Last month, the U.S. Treasury Department sanctioned Marquez, who is one of Mexico’s best known athletes, along with more than 20 other Mexican citizens for suspected financial links to accused drug kingpin Raul Flores Hernandez.
The move came after U.S. President Donald Trump promised to crush Mexico’s drug gangs, and the Treasury Department had described it as “the largest single Kingpin Act action against a Mexican drug cartel network that OFAC (the Office of Foreign Assets Control) has designated.”
Marquez, who hails from the cartel-riddled state of Michoacan, has forcefully denied the accusations that he has ties to Hernandez, who is suspected of having links to the Sinaloa and Jalisco New Generation drug cartels.
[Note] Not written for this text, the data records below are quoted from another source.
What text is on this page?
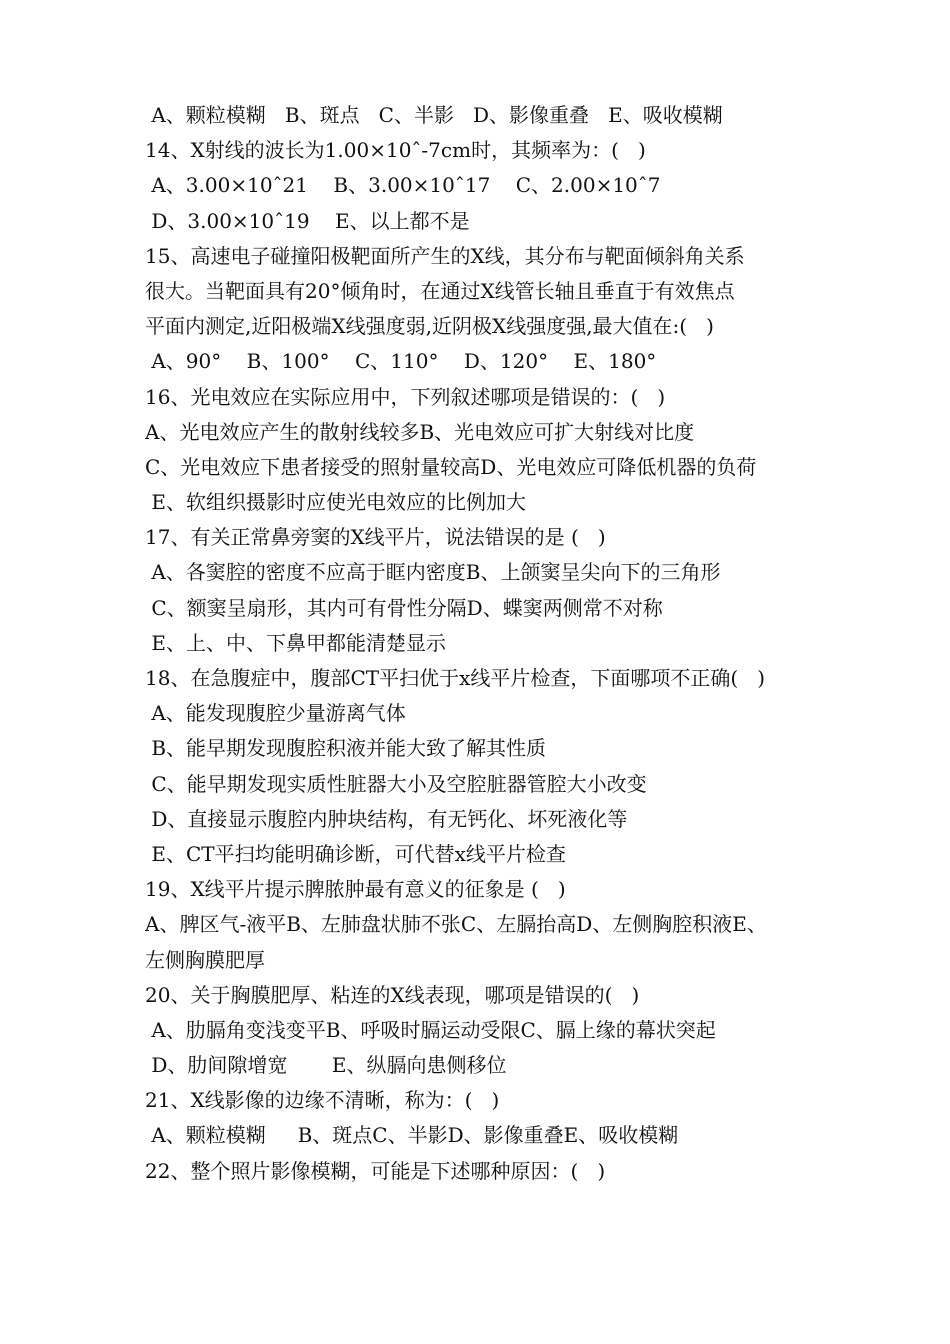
A、颗粒模糊   B、斑点   C、半影   D、影像重叠   E、吸收模糊
14、X射线的波长为1.00×10ˆ-7cm时，其频率为：(   )
A、3.00×10ˆ21    B、3.00×10ˆ17    C、2.00×10ˆ7
D、3.00×10ˆ19    E、以上都不是
15、高速电子碰撞阳极靶面所产生的X线，其分布与靶面倾斜角关系
很大。当靶面具有20°倾角时，在通过X线管长轴且垂直于有效焦点
平面内测定,近阳极端X线强度弱,近阴极X线强度强,最大值在:(   )
A、90°    B、100°    C、110°    D、120°    E、180°
16、光电效应在实际应用中，下列叙述哪项是错误的：(   )
A、光电效应产生的散射线较多B、光电效应可扩大射线对比度
C、光电效应下患者接受的照射量较高D、光电效应可降低机器的负荷
E、软组织摄影时应使光电效应的比例加大
17、有关正常鼻旁窦的X线平片，说法错误的是 (   )
A、各窦腔的密度不应高于眶内密度B、上颌窦呈尖向下的三角形
C、额窦呈扇形，其内可有骨性分隔D、蝶窦两侧常不对称
E、上、中、下鼻甲都能清楚显示
18、在急腹症中，腹部CT平扫优于x线平片检查，下面哪项不正确(   )
A、能发现腹腔少量游离气体
B、能早期发现腹腔积液并能大致了解其性质
C、能早期发现实质性脏器大小及空腔脏器管腔大小改变
D、直接显示腹腔内肿块结构，有无钙化、坏死液化等
E、CT平扫均能明确诊断，可代替x线平片检查
19、X线平片提示脾脓肿最有意义的征象是 (   )
A、脾区气-液平B、左肺盘状肺不张C、左膈抬高D、左侧胸腔积液E、
左侧胸膜肥厚
20、关于胸膜肥厚、粘连的X线表现，哪项是错误的(   )
A、肋膈角变浅变平B、呼吸时膈运动受限C、膈上缘的幕状突起
D、肋间隙增宽       E、纵膈向患侧移位
21、X线影像的边缘不清晰，称为：(   )
A、颗粒模糊     B、斑点C、半影D、影像重叠E、吸收模糊
22、整个照片影像模糊，可能是下述哪种原因：(   )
According to local media, Federal Judge Luz Maria Ortega issued the provisional order to unfreeze Marquez’s accounts.
A document issued from the court did not include her name – though it is common in drug-related cases for judge’s names to be withheld in order to protect them.
The document did not detail the reasoning behind the judge’s decision. It noted that the order applies to two bank accounts, while a third account also belonging to Marquez was still being reviewed.
Marquez, 38, currently plays for Guadalajara-based pro soccer club Atlas. He played in Europe for club sides FC Barcelona and Monaco, and still sometime captains the national side having represented his country in four World Cup soccer tournaments.